Başta KOSGEB olmak üzere kamuda görevli bürokratları çeşitli kategoriler altında fişleyenler, görevden alınmalarını ya da sürgün edilmelerini istedi. Bürokratların aynı sohbet ortamında bulunduğu arkadaşları tarafından fişlenmesi ise cinnetin boyutlarını gözler önüne serdi.
İçişleri Bakanı Efkan Ala’nın koordinatörlüğünde çalışan Kozmik Çalışma Grubu (KÇG), 100 bin muhalif şirketin ardından, kamu kurumlarındaki muhalif bürokratları da fişledi.
Taraf Gazetesinin haberine göre, her yıl binlerce KOBİ ve esnafa kredi veren KOSGEB’le ilgili raporda, bürokratlar, ‘paralelci, MHP’li, CHP’li’ diye sınıflandırıldı. KOSGEB’de özellikle MHP’nin ağırlığı olduğu vurgulanırken, kurumdan MHP ve CHP’nin izinin silinmesi yönünde talimat verildi.
Binlerce küçük girişimciye kredi veren Küçük ve Orta Ölçekli İşletmeleri Geliştirme ve Destekleme İdaresi Başkanlığı’yla (KOSGEB) ilgili şok fişleme raporu, siyaset dünyası ve çalışma hayatı örgütleri tarafından tepkiyle karşılandı.

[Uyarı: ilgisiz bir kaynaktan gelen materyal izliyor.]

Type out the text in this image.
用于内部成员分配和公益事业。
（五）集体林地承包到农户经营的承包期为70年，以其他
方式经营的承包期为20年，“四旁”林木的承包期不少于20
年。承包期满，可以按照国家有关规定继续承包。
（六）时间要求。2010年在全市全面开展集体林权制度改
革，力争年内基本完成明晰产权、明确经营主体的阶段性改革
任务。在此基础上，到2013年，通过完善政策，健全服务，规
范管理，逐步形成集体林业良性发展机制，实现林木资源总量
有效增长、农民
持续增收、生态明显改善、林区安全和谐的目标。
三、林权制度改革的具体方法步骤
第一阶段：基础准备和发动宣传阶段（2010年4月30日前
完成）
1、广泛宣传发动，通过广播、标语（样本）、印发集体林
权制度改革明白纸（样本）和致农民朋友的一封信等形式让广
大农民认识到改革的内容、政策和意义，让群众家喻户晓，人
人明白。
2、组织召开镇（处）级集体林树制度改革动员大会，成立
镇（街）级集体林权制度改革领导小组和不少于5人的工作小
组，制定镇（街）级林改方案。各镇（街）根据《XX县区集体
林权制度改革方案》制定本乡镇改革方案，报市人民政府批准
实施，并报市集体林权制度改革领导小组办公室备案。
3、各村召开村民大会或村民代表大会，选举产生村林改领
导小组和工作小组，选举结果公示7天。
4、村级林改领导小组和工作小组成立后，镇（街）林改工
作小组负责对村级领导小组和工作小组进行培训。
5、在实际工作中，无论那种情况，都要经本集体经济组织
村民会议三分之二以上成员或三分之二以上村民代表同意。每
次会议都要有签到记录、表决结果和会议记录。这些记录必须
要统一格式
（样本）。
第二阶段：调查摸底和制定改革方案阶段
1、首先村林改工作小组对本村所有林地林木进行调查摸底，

Taraf Gazetesi’nde dün yer alan habere göre, AKP Hükümeti’nin, 17 ve 25 Aralık yolsuzluk operasyonlarının ardından ‘paralel yapı’ adıyla başlattığı operasyon, muhalif şirketlerin ardından ‘muhalif bürokratlara’ da sıçradı. İlk kez 100 bin şirketi fişlemesiyle gündeme gelen Kozmik Çalışma Grubu (KÇG), kamu kurumlarındaki bürokratlarla ilgili fişleme raporları hazırlayarak, görevden alınmasını istedi.
Bu bürokratların başında da her yıl binlerce KOBİ ve esnafa kredi veren KOSGEB geliyor. KOSGEB ile ilgili hazırlanan raporda, bürokratların, ‘paralelci’, CHP’li, MHP’li olarak sınıflandırılması dikkat çekti.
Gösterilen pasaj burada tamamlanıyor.